Since then, I’ve seen them most every time they cross through my neck of the woods. Besides Weiner and Finnemore, the current lineup includes James Everhart on lead guitar, Will Donnelly on drums, and Larry Scotton on bass. They always look like they’re enjoying themselves so damn much, it’s impossible not to do the same.

The band formed in 2010 after Weiner and Finnemore (then in bands called, respectively, Lady Fingers and Swamp Meat) got stuck in a freight elevator in England together for four hours. They released their third studio album, Hi Honey, this April, and it’s an excellent natural progression to 2011’s Get Out the Lotion and 2012’s Call Me Sylvia: the contagiously rousing old school rock ‘n’ roll sound it still there, but it’s injected with even more soul. And, in a feat of impressive range, it features both Merrill Garbus of tUnE-yArDs and Vincent Pastore, better known as Big Pussy on TheSopranos. (Somebody needs to work that into a trivia question.)

But what does it mean to be a new, youngish band—utterly free of pretensions—trying to gain footing in the music industry when you’ve got more in common with Jerry Lee Lewis than what Weiner refers to as “concave chest laptop bands?”

“We get a lot of shit for being too crass,” Weiner admitted over a lunch of barbecue. “For being red blooded and having dirty jokes…just as they would say in England: ‘tits out.’”

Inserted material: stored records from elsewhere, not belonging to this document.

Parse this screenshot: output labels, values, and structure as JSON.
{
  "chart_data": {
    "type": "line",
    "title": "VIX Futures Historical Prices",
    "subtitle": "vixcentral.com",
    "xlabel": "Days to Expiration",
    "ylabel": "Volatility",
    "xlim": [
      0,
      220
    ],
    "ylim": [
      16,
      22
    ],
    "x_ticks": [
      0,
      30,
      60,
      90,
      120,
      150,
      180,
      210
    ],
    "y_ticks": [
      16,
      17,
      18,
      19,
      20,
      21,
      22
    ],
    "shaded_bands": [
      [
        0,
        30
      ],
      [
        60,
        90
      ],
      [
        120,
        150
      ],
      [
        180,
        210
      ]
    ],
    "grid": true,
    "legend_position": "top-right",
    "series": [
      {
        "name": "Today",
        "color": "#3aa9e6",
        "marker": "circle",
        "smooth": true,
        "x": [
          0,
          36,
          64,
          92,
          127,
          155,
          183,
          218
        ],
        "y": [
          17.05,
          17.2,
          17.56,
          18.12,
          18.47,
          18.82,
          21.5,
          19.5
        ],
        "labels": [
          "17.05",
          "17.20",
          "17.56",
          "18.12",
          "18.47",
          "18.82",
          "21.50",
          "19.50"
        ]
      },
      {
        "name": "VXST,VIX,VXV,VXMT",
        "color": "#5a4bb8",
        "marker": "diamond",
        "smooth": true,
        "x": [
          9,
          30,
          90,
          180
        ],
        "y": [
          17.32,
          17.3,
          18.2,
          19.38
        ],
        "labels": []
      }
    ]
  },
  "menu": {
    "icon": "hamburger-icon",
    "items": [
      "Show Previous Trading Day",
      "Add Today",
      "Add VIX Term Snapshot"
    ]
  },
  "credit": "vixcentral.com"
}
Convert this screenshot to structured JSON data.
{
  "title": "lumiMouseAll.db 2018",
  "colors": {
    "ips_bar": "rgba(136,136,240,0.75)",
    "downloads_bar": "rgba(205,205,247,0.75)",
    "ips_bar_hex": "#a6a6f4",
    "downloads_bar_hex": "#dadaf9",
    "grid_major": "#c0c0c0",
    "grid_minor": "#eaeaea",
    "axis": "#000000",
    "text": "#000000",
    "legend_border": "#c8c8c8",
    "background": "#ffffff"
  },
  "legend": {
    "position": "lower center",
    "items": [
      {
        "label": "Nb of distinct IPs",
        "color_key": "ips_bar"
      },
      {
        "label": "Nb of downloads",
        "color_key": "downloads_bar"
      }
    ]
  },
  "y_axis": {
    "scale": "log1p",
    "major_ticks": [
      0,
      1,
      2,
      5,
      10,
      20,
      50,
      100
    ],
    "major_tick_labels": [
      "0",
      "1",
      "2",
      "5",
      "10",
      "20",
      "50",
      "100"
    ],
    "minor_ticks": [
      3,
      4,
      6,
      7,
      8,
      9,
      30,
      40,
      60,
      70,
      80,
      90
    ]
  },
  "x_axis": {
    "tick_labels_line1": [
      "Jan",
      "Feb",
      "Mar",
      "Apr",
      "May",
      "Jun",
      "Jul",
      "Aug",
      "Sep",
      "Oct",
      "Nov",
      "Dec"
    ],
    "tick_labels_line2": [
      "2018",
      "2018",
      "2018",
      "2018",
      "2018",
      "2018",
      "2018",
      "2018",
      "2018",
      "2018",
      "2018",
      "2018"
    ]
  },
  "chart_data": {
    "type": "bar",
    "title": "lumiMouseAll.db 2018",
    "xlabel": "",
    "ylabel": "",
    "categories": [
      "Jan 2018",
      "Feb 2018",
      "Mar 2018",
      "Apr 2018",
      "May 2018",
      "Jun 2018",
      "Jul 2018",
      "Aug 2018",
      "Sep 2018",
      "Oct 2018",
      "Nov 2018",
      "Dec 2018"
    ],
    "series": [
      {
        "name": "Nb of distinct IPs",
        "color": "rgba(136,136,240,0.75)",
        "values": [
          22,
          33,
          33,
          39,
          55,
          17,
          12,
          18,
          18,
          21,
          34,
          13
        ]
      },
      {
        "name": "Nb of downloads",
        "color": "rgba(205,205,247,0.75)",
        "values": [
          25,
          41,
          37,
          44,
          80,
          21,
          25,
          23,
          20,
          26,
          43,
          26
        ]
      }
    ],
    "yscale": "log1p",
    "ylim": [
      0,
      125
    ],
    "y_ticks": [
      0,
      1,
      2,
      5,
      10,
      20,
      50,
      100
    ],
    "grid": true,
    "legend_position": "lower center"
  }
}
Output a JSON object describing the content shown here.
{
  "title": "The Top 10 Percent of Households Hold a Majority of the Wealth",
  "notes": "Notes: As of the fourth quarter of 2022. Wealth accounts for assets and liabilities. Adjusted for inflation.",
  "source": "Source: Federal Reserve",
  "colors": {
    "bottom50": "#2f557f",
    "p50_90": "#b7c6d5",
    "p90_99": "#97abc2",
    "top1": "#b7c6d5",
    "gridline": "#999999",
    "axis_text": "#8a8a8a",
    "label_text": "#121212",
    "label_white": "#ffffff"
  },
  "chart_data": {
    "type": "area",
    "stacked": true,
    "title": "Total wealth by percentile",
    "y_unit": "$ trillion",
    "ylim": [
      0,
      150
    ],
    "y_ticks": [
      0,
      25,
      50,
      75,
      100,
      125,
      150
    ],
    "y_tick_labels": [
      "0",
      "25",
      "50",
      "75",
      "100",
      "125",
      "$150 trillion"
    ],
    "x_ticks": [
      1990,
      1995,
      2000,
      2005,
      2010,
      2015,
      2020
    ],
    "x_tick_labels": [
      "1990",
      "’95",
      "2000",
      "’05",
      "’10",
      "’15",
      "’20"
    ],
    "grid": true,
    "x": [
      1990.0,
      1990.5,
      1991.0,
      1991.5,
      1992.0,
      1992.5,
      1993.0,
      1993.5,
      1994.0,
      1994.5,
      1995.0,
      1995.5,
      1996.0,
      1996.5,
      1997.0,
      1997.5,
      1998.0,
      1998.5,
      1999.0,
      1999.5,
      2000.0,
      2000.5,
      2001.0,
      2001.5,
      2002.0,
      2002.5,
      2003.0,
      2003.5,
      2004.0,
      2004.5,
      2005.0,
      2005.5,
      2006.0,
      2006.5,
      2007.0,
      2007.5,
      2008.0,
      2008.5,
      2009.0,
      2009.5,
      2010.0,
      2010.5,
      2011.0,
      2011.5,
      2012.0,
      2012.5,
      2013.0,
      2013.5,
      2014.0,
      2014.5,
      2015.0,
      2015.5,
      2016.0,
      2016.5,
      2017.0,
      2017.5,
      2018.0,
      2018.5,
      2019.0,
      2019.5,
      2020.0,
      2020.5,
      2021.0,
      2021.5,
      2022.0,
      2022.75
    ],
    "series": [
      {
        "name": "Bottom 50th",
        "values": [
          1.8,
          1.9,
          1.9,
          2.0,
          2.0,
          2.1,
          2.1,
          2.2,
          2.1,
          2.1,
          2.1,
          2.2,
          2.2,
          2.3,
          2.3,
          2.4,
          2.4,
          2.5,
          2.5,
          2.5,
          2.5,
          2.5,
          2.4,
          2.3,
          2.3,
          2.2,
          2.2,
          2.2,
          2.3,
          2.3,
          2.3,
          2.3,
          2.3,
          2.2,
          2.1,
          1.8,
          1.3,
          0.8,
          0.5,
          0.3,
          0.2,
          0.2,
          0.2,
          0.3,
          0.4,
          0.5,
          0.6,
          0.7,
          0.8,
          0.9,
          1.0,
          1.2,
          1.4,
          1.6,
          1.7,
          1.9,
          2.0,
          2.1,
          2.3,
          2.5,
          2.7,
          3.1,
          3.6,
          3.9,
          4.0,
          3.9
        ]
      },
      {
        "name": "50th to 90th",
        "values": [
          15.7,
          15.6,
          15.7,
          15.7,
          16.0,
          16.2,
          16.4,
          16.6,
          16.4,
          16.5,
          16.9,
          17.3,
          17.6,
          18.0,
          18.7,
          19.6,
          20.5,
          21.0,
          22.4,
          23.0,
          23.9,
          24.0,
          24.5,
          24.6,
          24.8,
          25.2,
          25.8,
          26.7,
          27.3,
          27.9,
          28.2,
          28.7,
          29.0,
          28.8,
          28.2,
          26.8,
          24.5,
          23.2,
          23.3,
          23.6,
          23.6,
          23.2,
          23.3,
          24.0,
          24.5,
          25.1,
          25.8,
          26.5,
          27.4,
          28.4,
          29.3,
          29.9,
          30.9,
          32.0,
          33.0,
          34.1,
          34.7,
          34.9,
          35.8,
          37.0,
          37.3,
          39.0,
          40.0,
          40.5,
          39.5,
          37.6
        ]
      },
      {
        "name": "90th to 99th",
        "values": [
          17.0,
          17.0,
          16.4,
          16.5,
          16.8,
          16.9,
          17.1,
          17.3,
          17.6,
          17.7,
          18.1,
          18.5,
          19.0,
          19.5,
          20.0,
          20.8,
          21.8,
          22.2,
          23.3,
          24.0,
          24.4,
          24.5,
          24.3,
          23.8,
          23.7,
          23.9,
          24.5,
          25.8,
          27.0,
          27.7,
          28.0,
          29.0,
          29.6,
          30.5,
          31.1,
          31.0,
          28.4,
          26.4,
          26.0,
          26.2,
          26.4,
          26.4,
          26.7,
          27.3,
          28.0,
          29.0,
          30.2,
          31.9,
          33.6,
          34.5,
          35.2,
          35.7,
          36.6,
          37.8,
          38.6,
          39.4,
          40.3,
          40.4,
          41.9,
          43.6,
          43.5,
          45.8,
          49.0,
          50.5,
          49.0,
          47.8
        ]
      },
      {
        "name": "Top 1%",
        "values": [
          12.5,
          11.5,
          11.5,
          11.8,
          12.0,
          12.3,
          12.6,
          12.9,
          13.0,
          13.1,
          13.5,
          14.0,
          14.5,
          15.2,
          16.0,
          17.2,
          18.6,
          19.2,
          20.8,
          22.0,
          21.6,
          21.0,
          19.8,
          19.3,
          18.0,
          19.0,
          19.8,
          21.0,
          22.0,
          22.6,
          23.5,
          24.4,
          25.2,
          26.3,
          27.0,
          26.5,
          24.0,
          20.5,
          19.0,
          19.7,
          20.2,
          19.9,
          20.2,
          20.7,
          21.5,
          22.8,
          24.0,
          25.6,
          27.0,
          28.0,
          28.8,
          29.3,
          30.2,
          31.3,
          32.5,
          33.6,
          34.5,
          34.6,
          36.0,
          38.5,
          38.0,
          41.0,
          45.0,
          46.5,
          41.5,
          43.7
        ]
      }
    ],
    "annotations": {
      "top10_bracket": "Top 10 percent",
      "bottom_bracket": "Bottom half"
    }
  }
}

Due to his own experiences before forming Low Cut Connie, Weiner says he feels like there are “two music industries.” We’re directly exposed to one at all times—it’s the one that gets air time on TV, placement in glossy music magazines, and slots at bloated music festivals. “Then there is this other world,” Weiner adds. “That world is the world I toiled in for most of my musical life and that’s playing in a gay bar, being in a wedding band, being in a cover band, or just being the best local band in your own bumblefuck little town. It’s that local thing, where there is absolutely no connection or desires to play the game of the industry. I feel I’ve had as many musically and artistically satisfying experiences over on that side of the industry. I would rather play to twenty people that it really means something to.”

Maybe that ethos is what makes listening to Low Cut Connie like hanging out at your favorite dive bar. It’s familiar and comforting, and while you won’t know where the night’s going to take you, you know you’re always going to have a good time.